In 2004 Louisiana had applied to the Federal Emergency Management Agency to develop a hurricane contingency plan, and were denied. Subsequently, FEMA did offer a private company a $1 million contract to review the area, with no concrete preparations achieved. When the hurricane hit, it was especially damaging because of insufficient water levees and transport infrastructure that was unable to evacuate people quickly enough.
Fourteen days after the hurricane, the Heritage Foundation think tank met to discuss responses. Their recommendations are shocking: suspend wage laws, remove corporate tax, wave numerous regulations, open charter schools in place of destroyed public schools. These would supposedly help stimulate economic healing in the area and the most rapid return to normal life. In truth, such reforms (and many were put in place) had been discussed previously, while the disaster merely provided necessary cover.

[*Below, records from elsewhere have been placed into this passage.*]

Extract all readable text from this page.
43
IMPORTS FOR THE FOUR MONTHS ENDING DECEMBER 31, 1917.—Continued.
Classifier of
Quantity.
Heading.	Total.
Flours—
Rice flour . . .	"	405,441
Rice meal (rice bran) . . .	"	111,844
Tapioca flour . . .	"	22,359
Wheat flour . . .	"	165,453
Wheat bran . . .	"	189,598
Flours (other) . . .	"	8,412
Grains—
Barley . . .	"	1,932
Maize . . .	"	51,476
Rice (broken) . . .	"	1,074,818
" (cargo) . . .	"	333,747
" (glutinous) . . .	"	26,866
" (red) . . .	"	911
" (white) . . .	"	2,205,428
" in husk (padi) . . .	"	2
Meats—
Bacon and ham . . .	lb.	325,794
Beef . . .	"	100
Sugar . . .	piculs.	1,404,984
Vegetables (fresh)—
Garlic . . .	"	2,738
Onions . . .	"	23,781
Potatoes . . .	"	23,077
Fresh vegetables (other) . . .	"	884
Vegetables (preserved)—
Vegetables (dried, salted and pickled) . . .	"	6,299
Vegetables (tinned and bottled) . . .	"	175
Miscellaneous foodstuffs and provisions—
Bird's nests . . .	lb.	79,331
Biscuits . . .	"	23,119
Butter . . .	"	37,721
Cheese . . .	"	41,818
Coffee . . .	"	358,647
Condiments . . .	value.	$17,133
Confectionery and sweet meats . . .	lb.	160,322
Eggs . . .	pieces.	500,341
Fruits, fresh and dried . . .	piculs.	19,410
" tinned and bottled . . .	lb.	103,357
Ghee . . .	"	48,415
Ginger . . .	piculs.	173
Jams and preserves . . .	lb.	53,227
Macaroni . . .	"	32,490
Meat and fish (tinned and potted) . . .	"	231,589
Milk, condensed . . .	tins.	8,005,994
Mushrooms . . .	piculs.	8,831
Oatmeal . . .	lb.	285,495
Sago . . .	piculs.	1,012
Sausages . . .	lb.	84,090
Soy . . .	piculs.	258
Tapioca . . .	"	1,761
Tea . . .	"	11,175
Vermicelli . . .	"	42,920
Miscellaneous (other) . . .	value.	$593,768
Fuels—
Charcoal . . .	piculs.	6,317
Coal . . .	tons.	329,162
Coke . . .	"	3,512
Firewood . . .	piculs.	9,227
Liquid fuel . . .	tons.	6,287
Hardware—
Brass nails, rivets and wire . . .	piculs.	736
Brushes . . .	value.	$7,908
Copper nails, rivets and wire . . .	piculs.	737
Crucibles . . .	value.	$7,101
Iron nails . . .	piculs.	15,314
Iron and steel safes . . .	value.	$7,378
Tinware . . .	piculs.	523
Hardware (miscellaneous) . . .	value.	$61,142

The facts fit Klein's narrative unimaginably well, as reconstruction firms that worked in Iraq - Halliburton, Blackwater, Shaw, Bechtel - all gained contracts in Louisiana because of their experience. They claimed they were prepared to help in Louisiana because they had contributed so much in Iraq that the reconstruction effort there was slowing down!
What predictably followed was the 'same overspending, underachieving, and cheating' as happened in Iraq. For example, rather than open bidding, closed door dealings meant AshBritt gained a contract to remove debris, despite not owning a single dump truck. Millions of dollars disappeared into a slow and ineffective reconstruction effort. Partly as a result of this spending, the 2005 government budget slashed student loads, social aid, and food stamp programs, once again hurting the poor and disenfranchised. The public service was slashed due to lack of funding as millions of dollars ended up in private hands with minimal positive result.
Lesson learned: The flood enabled the Heritage Foundation’s surprising recommendations. And because of the damage to oil refineries in the region, environmental regulations were at this time slackened to allow oil refiners in the Gulf Coast and Arctic, which had previously been rejected. This demonstrates the impunity with which parts of industry and government believe they can reap the benefits from a crisis or disaster. Disaster capitalism allows free market interests myriad benefit from either a planned crisis or a natural disaster, bringing about otherwise impossible changes as the population recovers from shock and struggles to rebuild a life. It doesn't matter where on earth or in what country, the same holds true.